Egypt: recent developments (debate)

  Bastiaan Belder, author. (NL) Mr President, the West and Israel have always been popular targets for Arab potentates. They are by far the most popular red herring manoeuvre used to mask native leaders’ personal failings. In the Egypt of today, these kinds of conspiracy theories are seeing a spectacular comeback. It is now domestic and foreign NGOs that are being labelled as spies and troublemakers.

Allow me to give you two recent examples of that. For the Egyptian Minister for International Cooperation, Faiza Aboul Naga, it is a foregone conclusion that the United States and Israel are at the moment doing everything in their power to undo the ‘people’s’ revolution. The person speaking here seems more like a Minister for International Conspiracy’ than a Minister for International Cooperation. An equally sad example of the official witch-hunt against NGOs is the mobilisation of the media. Consider the action by the pro-government Al-Ahram magazine, which published a complete list of conspirators summoned before the court. In addition, the newspaper allowed angry readers to flood its website with their comments. These anti-Western diatribes surpass even those from the Mubarak era. The conspirators are described as dogs, traitors, who deserve nothing less than public execution.

The European institutions should take a clear stand against such misleading, pernicious conspiracy theories.

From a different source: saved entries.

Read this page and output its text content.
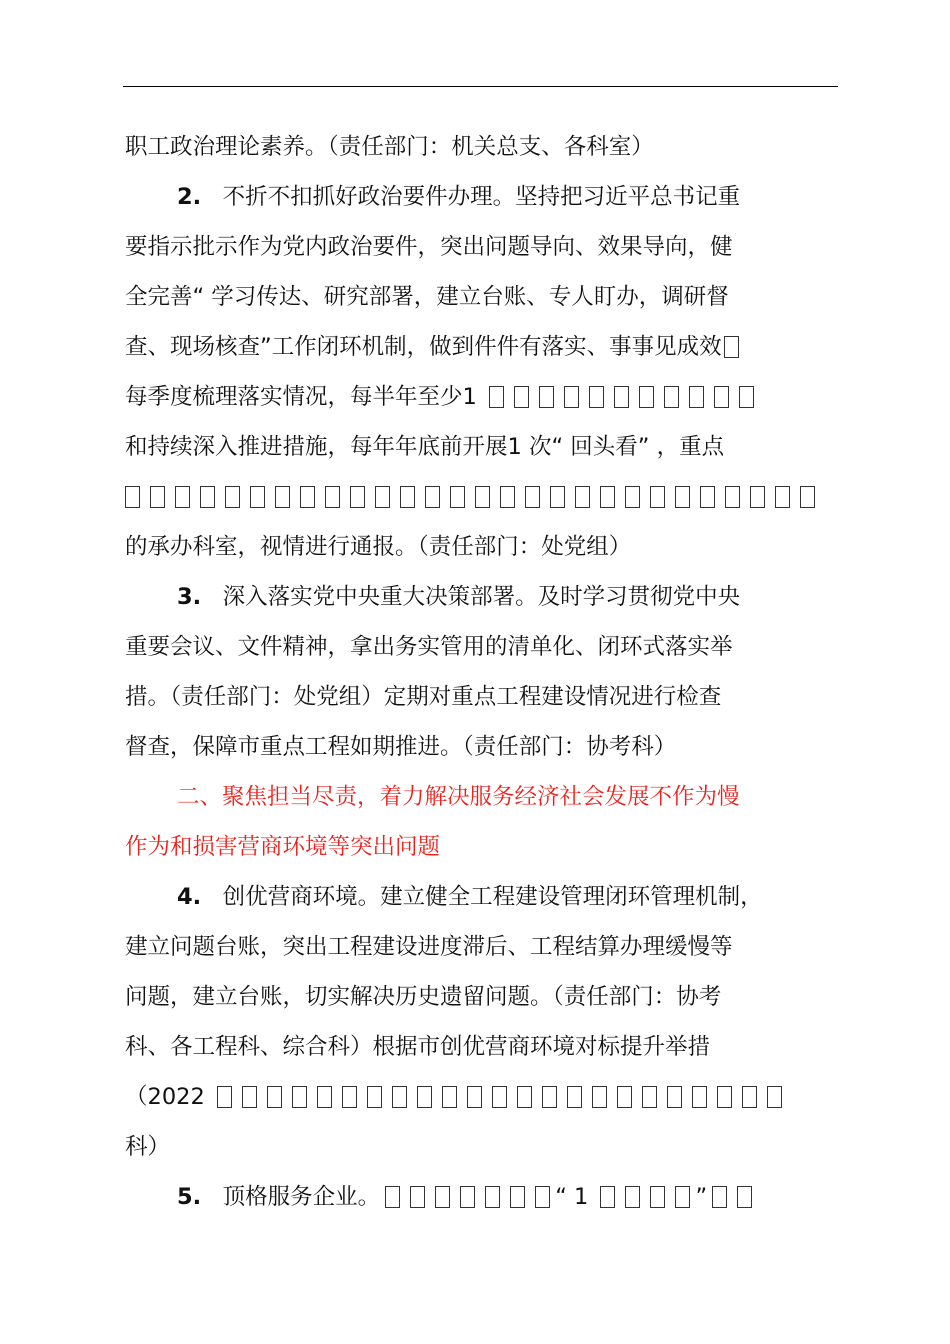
职工政治理论素养。（责任部门：机关总支、各科室）
2. 不折不扣抓好政治要件办理。坚持把习近平总书记重
要指示批示作为党内政治要件，突出问题导向、效果导向，健
全完善“ 学习传达、研究部署，建立台账、专人盯办，调研督
查、现场核查”工作闭环机制，做到件件有落实、事事见成效
每季度梳理落实情况，每半年至少1
和持续深入推进措施，每年年底前开展1 次“ 回头看” ，重点
的承办科室，视情进行通报。（责任部门：处党组）
3. 深入落实党中央重大决策部署。及时学习贯彻党中央
重要会议、文件精神，拿出务实管用的清单化、闭环式落实举
措。（责任部门：处党组）定期对重点工程建设情况进行检查
督查，保障市重点工程如期推进。（责任部门：协考科）
二、聚焦担当尽责，着力解决服务经济社会发展不作为慢
作为和损害营商环境等突出问题
4. 创优营商环境。建立健全工程建设管理闭环管理机制，
建立问题台账，突出工程建设进度滞后、工程结算办理缓慢等
问题，建立台账，切实解决历史遗留问题。（责任部门：协考
科、各工程科、综合科）根据市创优营商环境对标提升举措
（2022
科）
5. 顶格服务企业。	“ 1	”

This Arab continuity is increasingly threatening to reverse the hopeful Arab Spring into less pleasant political seasons: autumn and winter, at the expense of the future prospects of, in this case, Egyptian society in its entirety. It is not without reason, therefore, that, in the first paragraph of the joint resolution, the European Parliament reassures the Egyptian people of its support for respect for basic rights.

I would like to add another point to this. This week, I have repeatedly sought contact with and received responses from Cairo and outside Cairo, especially amongst the Christian minority in Egypt. That is not the only minority that is greatly concerned about political developments – the Baha’i community, for example, is, too. What exactly is the Muslim Brotherhood going to do? How much tolerance is there still? If there can be tolerance within the church community, that would be a start, but what about in society as a whole? If we look at what is currently happening under the smoke of Alexandria, namely, that the entire Christian community in a village has had to flee that village because of a show trial, once again involving a man’s word against a woman’s, then I can very much imagine their fear. I hope that the European institutions, the Council, the Commission and the European Parliament, will respect and defend the fundamental rights of all Egyptians, including those of the Christian minority, in particular.